In order to verify the new modified Tong model, a set of samples were tested at different degrees of saturation from dryness to full saturation. The measurement results are shown in Figure 9(a). The values of thermal conductivity for natural sands are higher than that of fused quartz due to the difference in minerals. At a low S_r range, 0 < S_r < 0.1, a sharp increase by about 100% with S_r was observed, while for 0.1 < S_r < 1, the rate of linear increase was about 100%.

Figure 9

Thermal conductivity versus saturation of (a) comparison between fused quartz and natural sands¹²; and (b) fused quartz.

Tong et al.³³ also proposed a semi-empirical semi-theoretical model to predict the thermal conductivity of the three-phase.

$$\begin{array}{c}\lambda ={\eta }_{1}(1-n){\lambda }_{s}+(1-{\eta }_{2}){[1-{\eta }_{1}(1-n)]}^{2}\times \\ {\left[\frac{(1-n)(1-{\eta }_{1})}{{\lambda }_{s}}+\frac{n{S}_{r}}{{\lambda }_{w}}+\frac{n(1-{S}_{r})}{{\lambda }_{g}}\right]}^{-1}\\ +{\eta }_{2}[(1-n)(1-{\eta }_{1}){\lambda }_{s}+n{S}_{r}{\lambda }_{w}+n(1-{S}_{r}){\lambda }_{g}]\end{array}$$

(15)

where parameter η₂ should be a function of porosity and saturation, η₂ =\({0.59S}_{r}^{1.487n-0.0404}\).

The calculation results using modified Tong model are shown in the Figure 9(b). RRMSE (%) of predicted thermal conductivity of fused quartz from dryness to full saturation using modified the Tong model modified and Tong model is shown in Table 5. For each porosity, the values of RRMSE reduced by 4%.

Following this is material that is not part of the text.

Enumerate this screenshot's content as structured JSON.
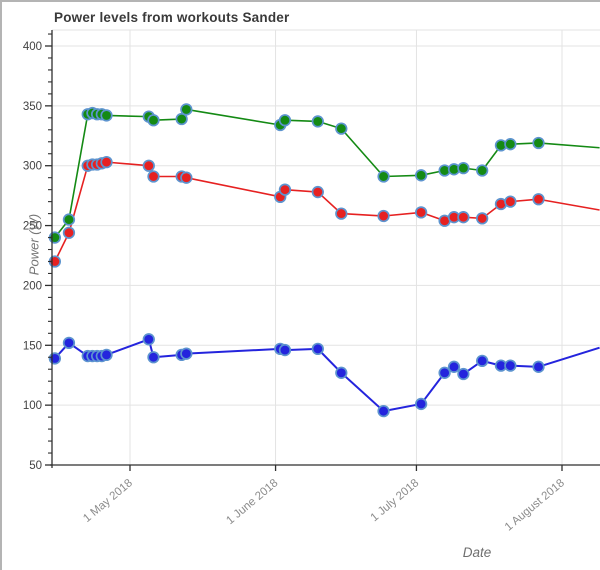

Table 5 RRMSE (%) of predicted thermal conductivity of fused quartz from dryness to full saturation using the Tong model modified and Tong model.

Conclusions

In this study, the thermal conductivity of fused quartz is first measured, and three empirical predicted models are modified for calculating the thermal conductivity of fused quartz. Nearly 100 test results from previous literature are used to verification the modified empirical predicted models. Following conclusions can be drawn:

1. (1)

   The thermal conductivity at a given porosity increases with the increasing of the uniformity coefficient when 2.0 < C_u ≤ 4.7, and it increases gradually when C_u > 4.7. The thermal conductivity decreases with the increasing of the porosity, and increased with the increasing of the mean particle size with the same uniformity coefficient.

2. (2)

   Three modified models (Vincent model, Tong model, and Johansen model) can be used for predicting the thermal conductivity of fused quartz with acceptable precision. A simple modified method to estimate the value of thermal conductivity has been proposed, and its utility and efficiency have been demonstrated successfully by conducting the fused quartz, carbonate sand and Ottawa sand.